Manufacturing activity slips back

After a promising two months of mild expansion in activity, the Australian manufacturing sector slipped back in November, according to the latest industry data.
The Australian Industry Group Australian Performance of Manufacturing Index, (Australian PMI) fell by 5.4 points in November to 47.7 points (seasonally adjusted).  50 points marks the separation between expansion and contraction.
Production, new orders and supplier deliveries all fell below 50 points after a promising lift last month.  
The employment sub-index moved up 1.5 points to 50.1 points, indicating that manufacturing employment numbers were stable in November. This was the highest reading in this sub-index since October 2011.
Growth in food and beverages manufacturing slowed while expansion rates improved in some of the smaller sub-sectors such as wood and paper products and printing and recorded media. 
The larger sub-sectors of non-metallic mineral products (mainly building materials), metal products and machinery and equipment continued to show contraction in November.

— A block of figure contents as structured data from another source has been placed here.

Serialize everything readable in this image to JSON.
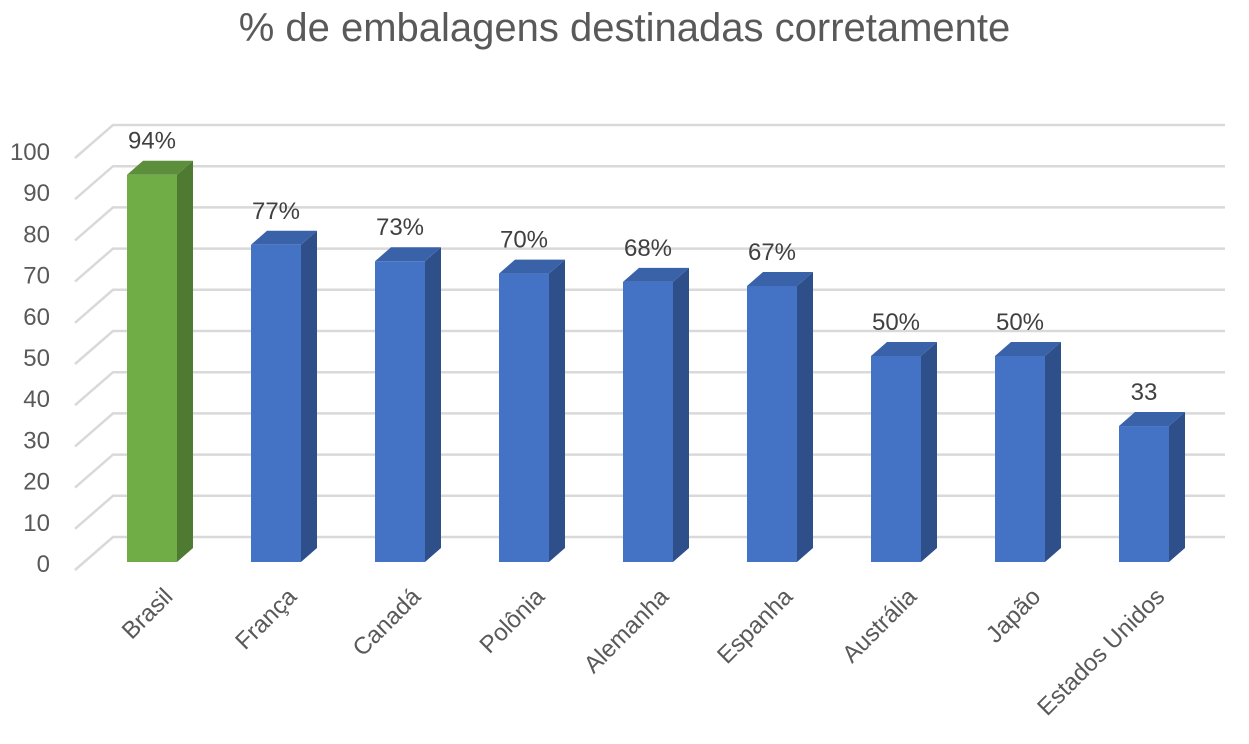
{
  "chart_data": {
    "type": "bar",
    "title": "% de embalagens destinadas corretamente",
    "xlabel": "",
    "ylabel": "",
    "ylim": [
      0,
      100
    ],
    "yticks": [
      "0",
      "10",
      "20",
      "30",
      "40",
      "50",
      "60",
      "70",
      "80",
      "90",
      "100"
    ],
    "categories": [
      "Brasil",
      "França",
      "Canadá",
      "Polônia",
      "Alemanha",
      "Espanha",
      "Austrália",
      "Japão",
      "Estados Unidos"
    ],
    "values": [
      94,
      77,
      73,
      70,
      68,
      67,
      50,
      50,
      33
    ],
    "data_labels": [
      "94%",
      "77%",
      "73%",
      "70%",
      "68%",
      "67%",
      "50%",
      "50%",
      "33"
    ],
    "grid": true,
    "style": "3d-column",
    "colors": {
      "highlight_front": "#70ad47",
      "highlight_side": "#4e7a31",
      "highlight_top": "#5d8e3b",
      "bar_front": "#4472c4",
      "bar_side": "#2f4f8a",
      "bar_top": "#3a62a8",
      "gridline": "#d9d9d9",
      "text": "#595959",
      "label_text": "#404040"
    }
  }
}
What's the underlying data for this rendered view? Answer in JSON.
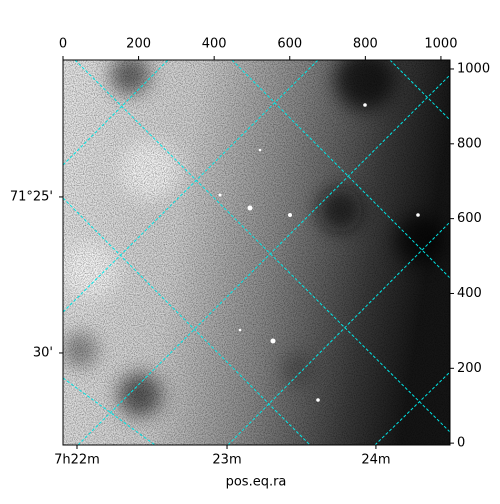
{
  "chart_data": {
    "type": "image",
    "xlabel": "pos.eq.ra",
    "xlim": [
      0,
      1024
    ],
    "ylim": [
      -5,
      1024
    ],
    "xticks": [
      0,
      200,
      400,
      600,
      800,
      1000
    ],
    "yticks": [
      0,
      200,
      400,
      600,
      800,
      1000
    ],
    "ra_ticks": [
      {
        "value": 37,
        "label": "7h22m"
      },
      {
        "value": 434,
        "label": "23m"
      },
      {
        "value": 828,
        "label": "24m"
      }
    ],
    "dec_ticks": [
      {
        "value": 658,
        "label": "71°25'"
      },
      {
        "value": 241,
        "label": "30'"
      }
    ],
    "grid": true,
    "grid_color": "#00e5e5"
  }
}
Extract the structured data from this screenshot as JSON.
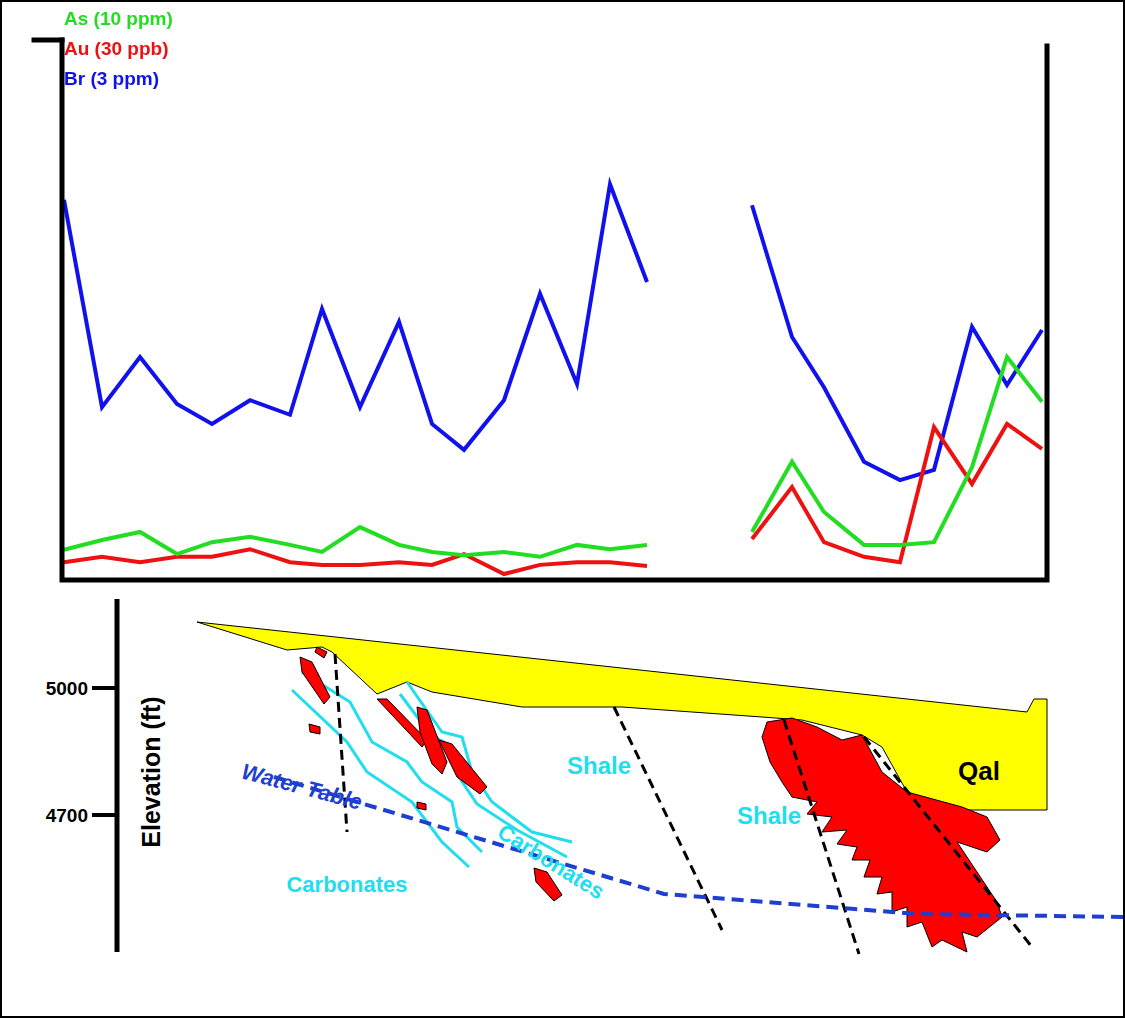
{
  "chart_data": {
    "type": "line",
    "x": [
      2,
      40,
      78,
      115,
      150,
      188,
      228,
      260,
      298,
      337,
      370,
      402,
      442,
      478,
      515,
      548,
      585,
      637,
      690,
      730,
      762,
      802,
      838,
      872,
      910,
      945,
      980
    ],
    "series": [
      {
        "name": "As (10 ppm)",
        "color": "#22dd22",
        "values": [
          5.6,
          7.4,
          8.9,
          4.8,
          7.0,
          8.0,
          6.5,
          5.2,
          9.8,
          6.5,
          5.2,
          4.6,
          5.2,
          4.3,
          6.5,
          5.7,
          6.5,
          null,
          8.9,
          21.9,
          12.6,
          6.5,
          6.5,
          7.0,
          20.9,
          41.3,
          33.0
        ]
      },
      {
        "name": "Au (30 ppb)",
        "color": "#ee1111",
        "values": [
          3.3,
          4.3,
          3.3,
          4.3,
          4.3,
          5.7,
          3.3,
          2.8,
          2.8,
          3.3,
          2.8,
          4.8,
          1.1,
          2.8,
          3.3,
          3.3,
          2.6,
          null,
          7.6,
          17.2,
          7.0,
          4.3,
          3.3,
          28.3,
          17.8,
          28.9,
          24.3
        ]
      },
      {
        "name": "Br (3 ppm)",
        "color": "#1111ee",
        "values": [
          70.4,
          32.0,
          41.3,
          32.6,
          28.9,
          33.3,
          30.6,
          50.2,
          32.0,
          47.8,
          28.9,
          24.1,
          33.3,
          53.0,
          36.3,
          73.3,
          55.2,
          null,
          69.4,
          45.0,
          35.7,
          21.9,
          18.5,
          20.4,
          46.9,
          36.1,
          46.3
        ]
      }
    ],
    "xlim": [
      0,
      985
    ],
    "ylim": [
      0,
      100
    ],
    "yticks": [
      100
    ],
    "tick_labels": false,
    "grid": false,
    "legend": "upper left"
  },
  "cross_section": {
    "axis_title": "Elevation (ft)",
    "elevation_ticks": [
      5000,
      4700
    ],
    "labels": [
      "Water Table",
      "Carbonates",
      "Carbonates",
      "Shale",
      "Shale",
      "Qal"
    ]
  }
}
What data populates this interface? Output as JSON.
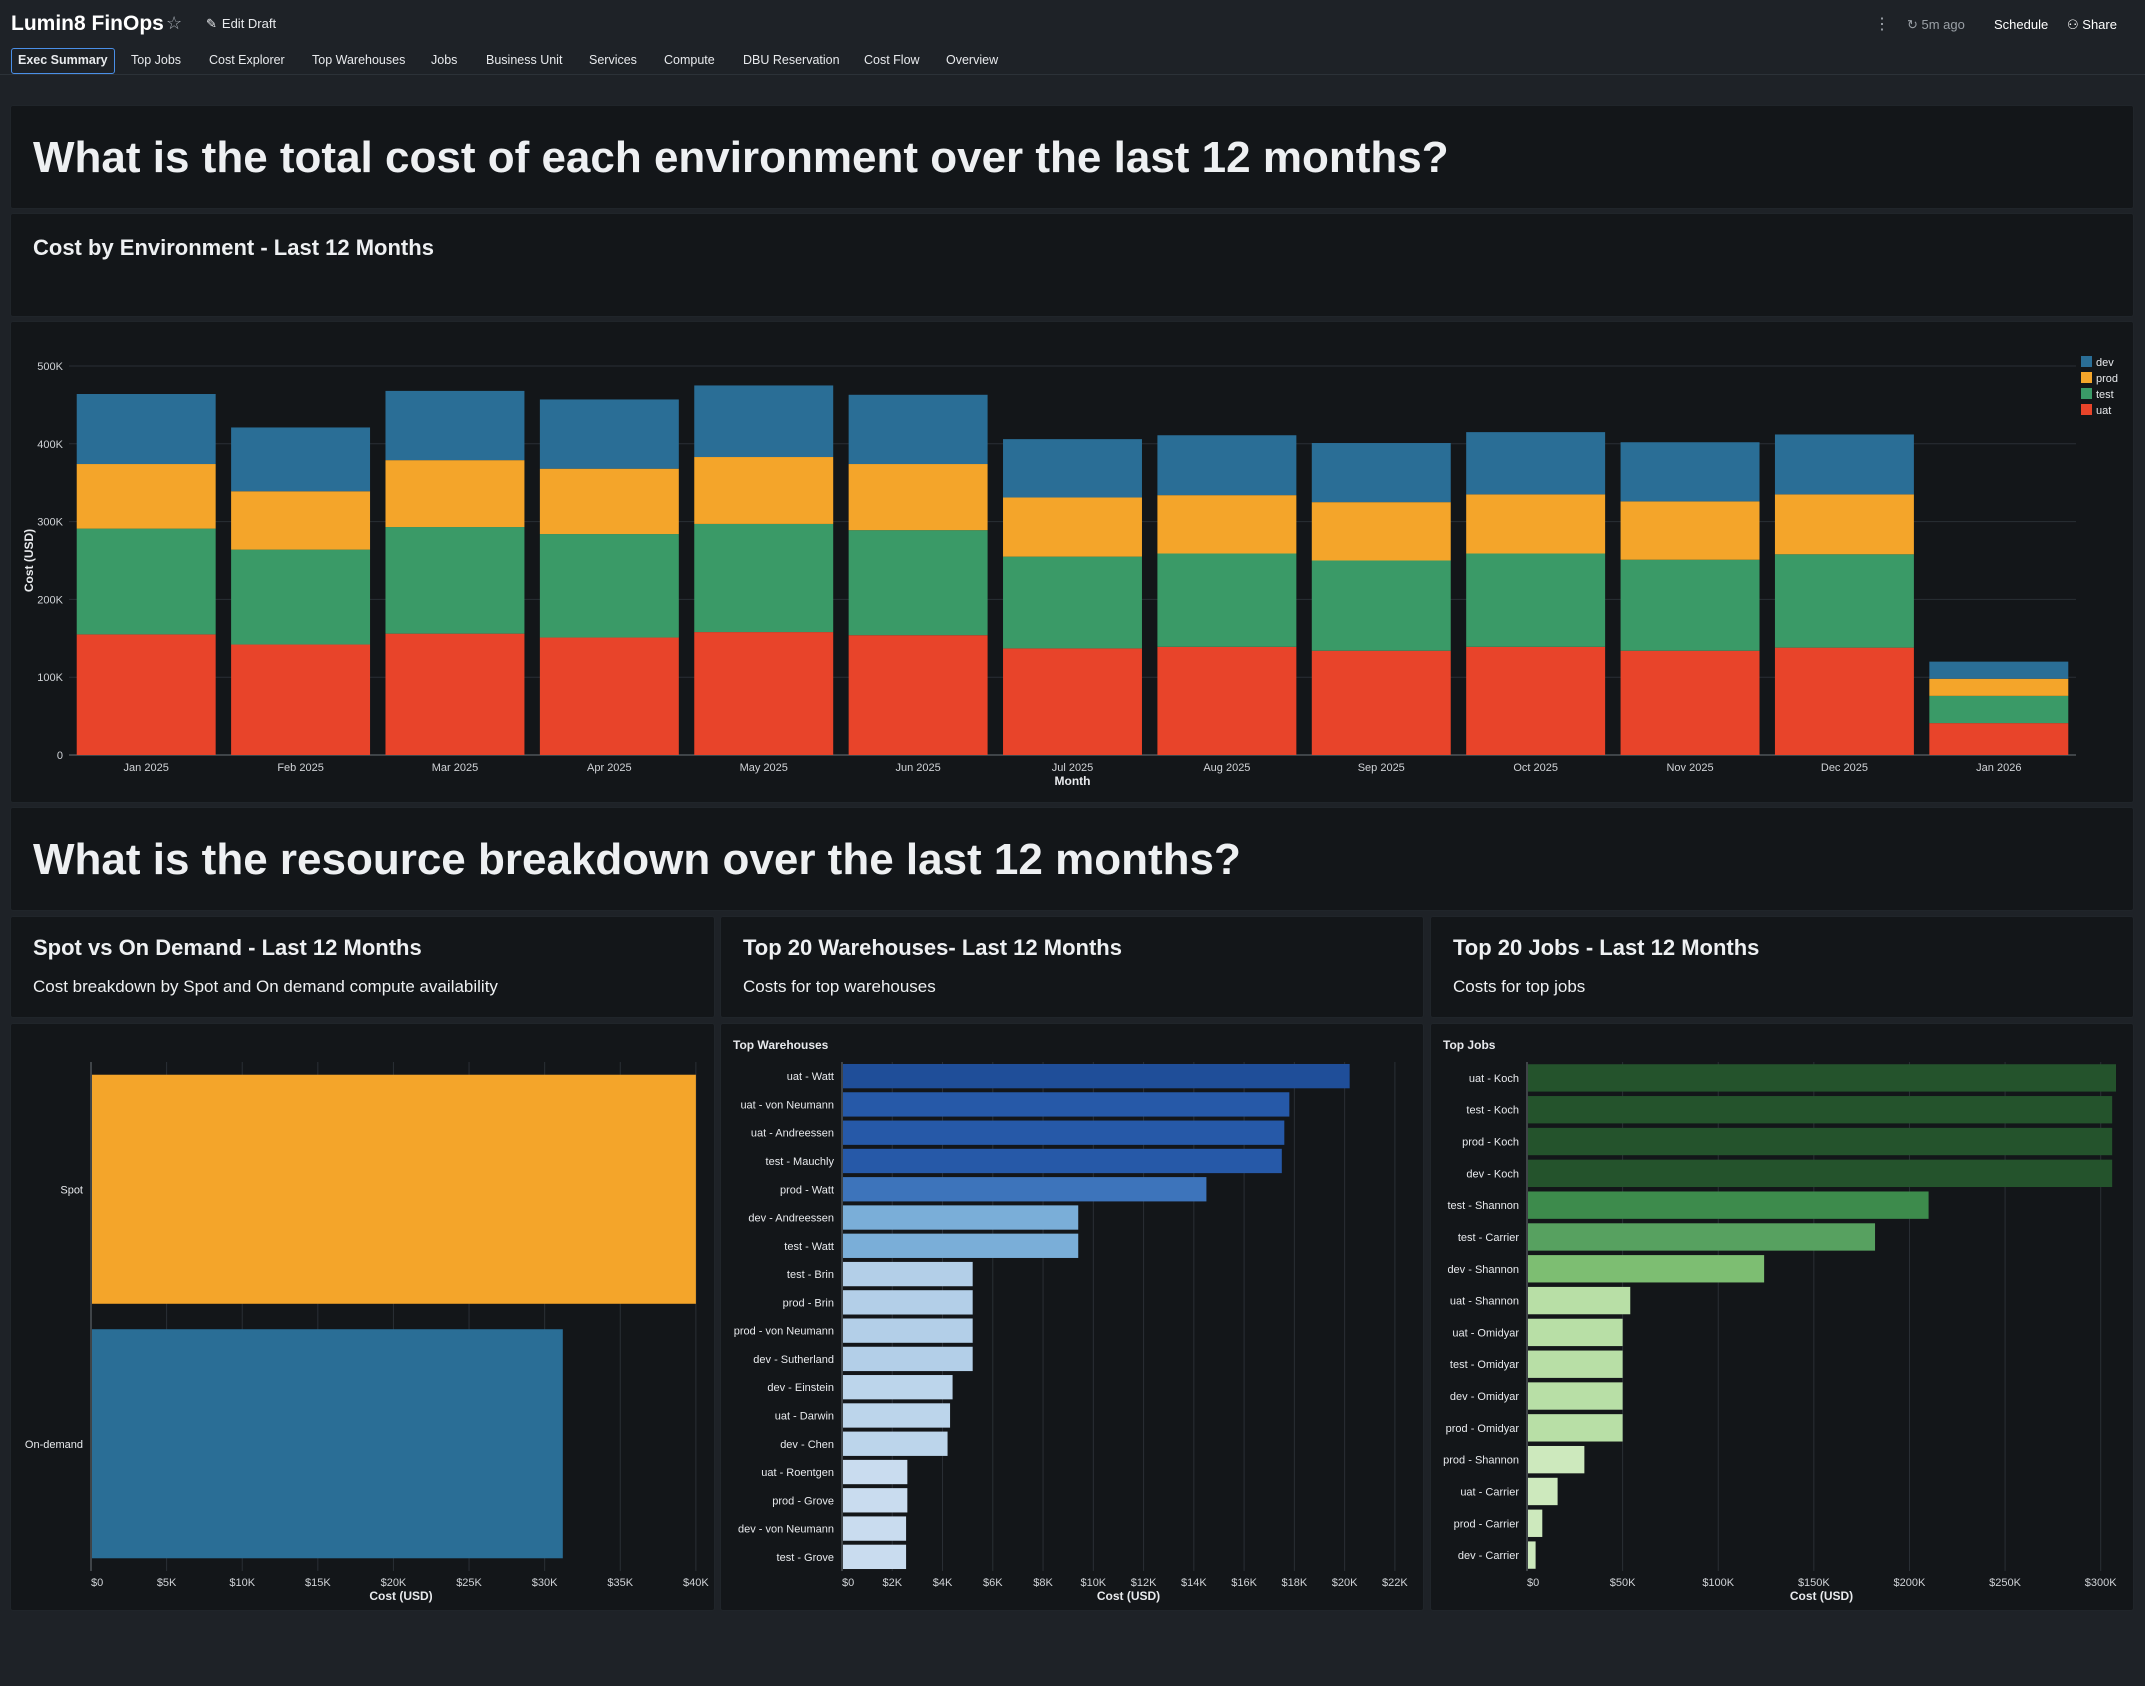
{
  "app": {
    "title": "Lumin8 FinOps",
    "edit_draft_label": "Edit Draft",
    "refresh_label": "5m ago",
    "schedule_label": "Schedule",
    "share_label": "Share"
  },
  "tabs": [
    {
      "label": "Exec Summary",
      "active": true
    },
    {
      "label": "Top Jobs"
    },
    {
      "label": "Cost Explorer"
    },
    {
      "label": "Top Warehouses"
    },
    {
      "label": "Jobs"
    },
    {
      "label": "Business Unit"
    },
    {
      "label": "Services"
    },
    {
      "label": "Compute"
    },
    {
      "label": "DBU Reservation"
    },
    {
      "label": "Cost Flow"
    },
    {
      "label": "Overview"
    }
  ],
  "sections": {
    "q1": "What is the total cost of each environment over the last 12 months?",
    "q2": "What is the resource breakdown over the last 12 months?"
  },
  "env_panel": {
    "title": "Cost by Environment - Last 12 Months"
  },
  "spot_panel": {
    "title": "Spot vs On Demand - Last 12 Months",
    "subtitle": "Cost breakdown by Spot and On demand compute availability"
  },
  "wh_panel": {
    "title": "Top 20 Warehouses- Last 12 Months",
    "subtitle": "Costs for top warehouses"
  },
  "jobs_panel": {
    "title": "Top 20 Jobs - Last 12 Months",
    "subtitle": "Costs for top jobs"
  },
  "chart_data": [
    {
      "id": "env",
      "type": "bar",
      "stacked": true,
      "xlabel": "Month",
      "ylabel": "Cost (USD)",
      "ylim": [
        0,
        500000
      ],
      "yticks": [
        0,
        100000,
        200000,
        300000,
        400000,
        500000
      ],
      "ytick_labels": [
        "0",
        "100K",
        "200K",
        "300K",
        "400K",
        "500K"
      ],
      "grid": true,
      "legend": "top-right",
      "categories": [
        "Jan 2025",
        "Feb 2025",
        "Mar 2025",
        "Apr 2025",
        "May 2025",
        "Jun 2025",
        "Jul 2025",
        "Aug 2025",
        "Sep 2025",
        "Oct 2025",
        "Nov 2025",
        "Dec 2025",
        "Jan 2026"
      ],
      "series": [
        {
          "name": "uat",
          "color": "#e8442a",
          "values": [
            155000,
            142000,
            156000,
            151000,
            158000,
            154000,
            137000,
            139000,
            134000,
            139000,
            134000,
            138000,
            41000
          ]
        },
        {
          "name": "test",
          "color": "#3a9a67",
          "values": [
            136000,
            122000,
            137000,
            133000,
            139000,
            135000,
            118000,
            120000,
            116000,
            120000,
            117000,
            120000,
            35000
          ]
        },
        {
          "name": "prod",
          "color": "#f4a52a",
          "values": [
            83000,
            75000,
            86000,
            84000,
            86000,
            85000,
            76000,
            75000,
            75000,
            76000,
            75000,
            77000,
            22000
          ]
        },
        {
          "name": "dev",
          "color": "#2a6e96",
          "values": [
            90000,
            82000,
            89000,
            89000,
            92000,
            89000,
            75000,
            77000,
            76000,
            80000,
            76000,
            77000,
            22000
          ]
        }
      ]
    },
    {
      "id": "spot",
      "type": "bar",
      "orientation": "horizontal",
      "xlabel": "Cost (USD)",
      "xlim": [
        0,
        41000
      ],
      "xticks": [
        0,
        5000,
        10000,
        15000,
        20000,
        25000,
        30000,
        35000,
        40000
      ],
      "xtick_labels": [
        "$0",
        "$5K",
        "$10K",
        "$15K",
        "$20K",
        "$25K",
        "$30K",
        "$35K",
        "$40K"
      ],
      "grid": true,
      "categories": [
        "Spot",
        "On-demand"
      ],
      "values": [
        40000,
        31200
      ],
      "colors": [
        "#f4a52a",
        "#2a6e96"
      ]
    },
    {
      "id": "warehouses",
      "type": "bar",
      "orientation": "horizontal",
      "title": "Top Warehouses",
      "xlabel": "Cost (USD)",
      "xlim": [
        0,
        22800
      ],
      "xticks": [
        0,
        2000,
        4000,
        6000,
        8000,
        10000,
        12000,
        14000,
        16000,
        18000,
        20000,
        22000
      ],
      "xtick_labels": [
        "$0",
        "$2K",
        "$4K",
        "$6K",
        "$8K",
        "$10K",
        "$12K",
        "$14K",
        "$16K",
        "$18K",
        "$20K",
        "$22K"
      ],
      "grid": true,
      "categories": [
        "uat - Watt",
        "uat - von Neumann",
        "uat - Andreessen",
        "test - Mauchly",
        "prod - Watt",
        "dev - Andreessen",
        "test - Watt",
        "test - Brin",
        "prod - Brin",
        "prod - von Neumann",
        "dev - Sutherland",
        "dev - Einstein",
        "uat - Darwin",
        "dev - Chen",
        "uat - Roentgen",
        "prod - Grove",
        "dev - von Neumann",
        "test - Grove"
      ],
      "values": [
        20200,
        17800,
        17600,
        17500,
        14500,
        9400,
        9400,
        5200,
        5200,
        5200,
        5200,
        4400,
        4300,
        4200,
        2600,
        2600,
        2550,
        2550
      ],
      "colors": [
        "#1f4e99",
        "#2659a8",
        "#2659a8",
        "#2659a8",
        "#3d74bb",
        "#7aaed8",
        "#7aaed8",
        "#b3cfe8",
        "#b3cfe8",
        "#b3cfe8",
        "#b3cfe8",
        "#bcd5eb",
        "#bcd5eb",
        "#bcd5eb",
        "#c9dcef",
        "#c9dcef",
        "#c9dcef",
        "#c9dcef"
      ]
    },
    {
      "id": "jobs",
      "type": "bar",
      "orientation": "horizontal",
      "title": "Top Jobs",
      "xlabel": "Cost (USD)",
      "xlim": [
        0,
        308000
      ],
      "xticks": [
        0,
        50000,
        100000,
        150000,
        200000,
        250000,
        300000
      ],
      "xtick_labels": [
        "$0",
        "$50K",
        "$100K",
        "$150K",
        "$200K",
        "$250K",
        "$300K"
      ],
      "grid": true,
      "categories": [
        "uat - Koch",
        "test - Koch",
        "prod - Koch",
        "dev - Koch",
        "test - Shannon",
        "test - Carrier",
        "dev - Shannon",
        "uat - Shannon",
        "uat - Omidyar",
        "test - Omidyar",
        "dev - Omidyar",
        "prod - Omidyar",
        "prod - Shannon",
        "uat - Carrier",
        "prod - Carrier",
        "dev - Carrier"
      ],
      "values": [
        308000,
        306000,
        306000,
        306000,
        210000,
        182000,
        124000,
        54000,
        50000,
        50000,
        50000,
        50000,
        30000,
        16000,
        8000,
        4500
      ],
      "colors": [
        "#24532c",
        "#24532c",
        "#24532c",
        "#24532c",
        "#3d8b4c",
        "#57a160",
        "#7dbe72",
        "#b8dfa6",
        "#b8dfa6",
        "#b8dfa6",
        "#b8dfa6",
        "#b8dfa6",
        "#cde9bd",
        "#cde9bd",
        "#cde9bd",
        "#cde9bd"
      ]
    }
  ]
}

Australian Industry Group Chief Executive, Innes Willox said:  “Survey respondents indicated that the mild lift in local new orders immediately after the September federal election is already drying up, as mining, government, maintenance and R&D spending slows.  
“While the current downward pressures on the dollar are positive for the industry, the currency remains stubbornly high.  
“The dollar and fierce import competition continue to take their toll, as many businesses struggle to maintain market share in an environment of generally weak demand for local goods and equipment.”
Export markets also remain tough under the influence of the relatively high dollar with the exports sub-index dropping under 30 points again this month.